Der Referatspersonalrat (RPR) eines städtischen Referats hat kürzlich sog. „Wahlprüfsteine“ an die Stadtratsfraktionen mit der Bitte um Beantwortung geschickt. Es handelt sich um sehr konkrete, spezifische Fragen zur Arbeit und Ausstattung des betreffenden Referats.

Als Begründung für die Fragen schreibt der RPR „damit sich die Beschäftigten ein Bild von den Positionen der verschiedenen Wahlwerber“ machen können – jeder Wähler hat die Möglichkeit, sich umfassend privat über die Programme der antretenden Parteien zu informieren – ganz ohne Vorgaben des Arbeitgebers.

Es entsteht der Eindruck, der RPR möchte gezielt politischen Druck ausüben zu Gunsten seines Referats und seinen Mitarbeitern nahelegen, welche Wahlentscheidung am vorteilhaftesten wäre.

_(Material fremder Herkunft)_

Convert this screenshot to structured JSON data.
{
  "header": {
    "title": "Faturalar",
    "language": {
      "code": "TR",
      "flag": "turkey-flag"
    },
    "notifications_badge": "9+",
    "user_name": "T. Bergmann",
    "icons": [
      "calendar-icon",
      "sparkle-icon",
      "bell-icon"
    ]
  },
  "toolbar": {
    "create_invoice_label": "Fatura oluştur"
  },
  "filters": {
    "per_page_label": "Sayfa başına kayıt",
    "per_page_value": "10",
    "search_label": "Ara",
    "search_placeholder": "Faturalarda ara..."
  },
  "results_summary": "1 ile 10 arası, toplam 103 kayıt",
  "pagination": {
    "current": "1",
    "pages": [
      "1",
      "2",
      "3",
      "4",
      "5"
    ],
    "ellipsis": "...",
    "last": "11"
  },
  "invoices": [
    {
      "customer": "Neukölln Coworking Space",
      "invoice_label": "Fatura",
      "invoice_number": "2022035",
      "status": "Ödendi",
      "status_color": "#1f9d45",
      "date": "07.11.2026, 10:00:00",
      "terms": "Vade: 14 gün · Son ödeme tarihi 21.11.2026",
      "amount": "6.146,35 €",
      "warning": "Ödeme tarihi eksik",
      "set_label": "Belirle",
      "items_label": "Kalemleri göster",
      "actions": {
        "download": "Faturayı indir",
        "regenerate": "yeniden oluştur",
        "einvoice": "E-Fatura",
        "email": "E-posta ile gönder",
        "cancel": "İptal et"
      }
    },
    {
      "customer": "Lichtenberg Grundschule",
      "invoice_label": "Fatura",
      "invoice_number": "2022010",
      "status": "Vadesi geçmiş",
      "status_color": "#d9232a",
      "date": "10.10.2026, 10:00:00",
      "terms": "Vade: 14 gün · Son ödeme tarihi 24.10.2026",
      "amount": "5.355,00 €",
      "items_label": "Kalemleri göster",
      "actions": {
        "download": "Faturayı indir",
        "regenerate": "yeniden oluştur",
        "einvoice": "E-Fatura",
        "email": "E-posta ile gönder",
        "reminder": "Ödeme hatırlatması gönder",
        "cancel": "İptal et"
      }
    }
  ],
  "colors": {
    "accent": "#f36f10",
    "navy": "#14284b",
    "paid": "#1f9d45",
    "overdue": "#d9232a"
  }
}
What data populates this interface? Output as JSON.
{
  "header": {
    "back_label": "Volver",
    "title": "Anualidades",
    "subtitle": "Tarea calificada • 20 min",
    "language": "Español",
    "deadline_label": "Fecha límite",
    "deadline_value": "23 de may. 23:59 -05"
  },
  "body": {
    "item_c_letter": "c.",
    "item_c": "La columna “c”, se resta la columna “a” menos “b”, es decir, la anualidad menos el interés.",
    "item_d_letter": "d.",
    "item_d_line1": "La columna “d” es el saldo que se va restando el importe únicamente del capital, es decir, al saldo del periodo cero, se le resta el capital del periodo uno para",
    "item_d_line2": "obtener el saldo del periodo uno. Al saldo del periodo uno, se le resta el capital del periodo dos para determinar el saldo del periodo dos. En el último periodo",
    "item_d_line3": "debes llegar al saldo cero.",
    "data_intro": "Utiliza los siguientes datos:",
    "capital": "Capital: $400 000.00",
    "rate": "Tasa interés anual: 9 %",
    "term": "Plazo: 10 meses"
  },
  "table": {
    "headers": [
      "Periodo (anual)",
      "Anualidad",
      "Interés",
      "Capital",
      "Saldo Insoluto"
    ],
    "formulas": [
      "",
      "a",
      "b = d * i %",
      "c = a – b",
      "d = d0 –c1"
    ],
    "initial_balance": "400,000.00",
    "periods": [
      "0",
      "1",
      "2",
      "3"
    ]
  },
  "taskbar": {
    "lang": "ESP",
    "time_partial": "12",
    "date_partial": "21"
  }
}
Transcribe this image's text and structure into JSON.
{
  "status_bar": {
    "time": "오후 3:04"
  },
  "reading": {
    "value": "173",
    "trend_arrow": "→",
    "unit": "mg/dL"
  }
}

Durch mehrere Formulierungen werden Referate gegeneinander ausgespielt und insbesondere die Arbeit der Kämmerei negativ dargestellt.

Suggestiv-Formulierungen zeigt eine Richtung auf, wie die Antworten auszufallen haben, um dem Fragesteller zu gefallen. Der vorangestellte „Standpunkt“ des Fragestellers gibt quasi eine „Musterlösung“ vor. Die „Wahlprüfsteine“ ignorieren dabei die Verantwortung des Stadtrats für die gesamte Stadt, für alle Bevölkerungsgruppen und die finanziellen Rahmenbedingungen des städtischen Haushalts.

Die Gesamtheit der Fragen wirkt zugeschnitten auf eine parteipolitische Wahlempfehlung – überschreitet der RPR hier seine Kompetenzen und seine Aufgaben?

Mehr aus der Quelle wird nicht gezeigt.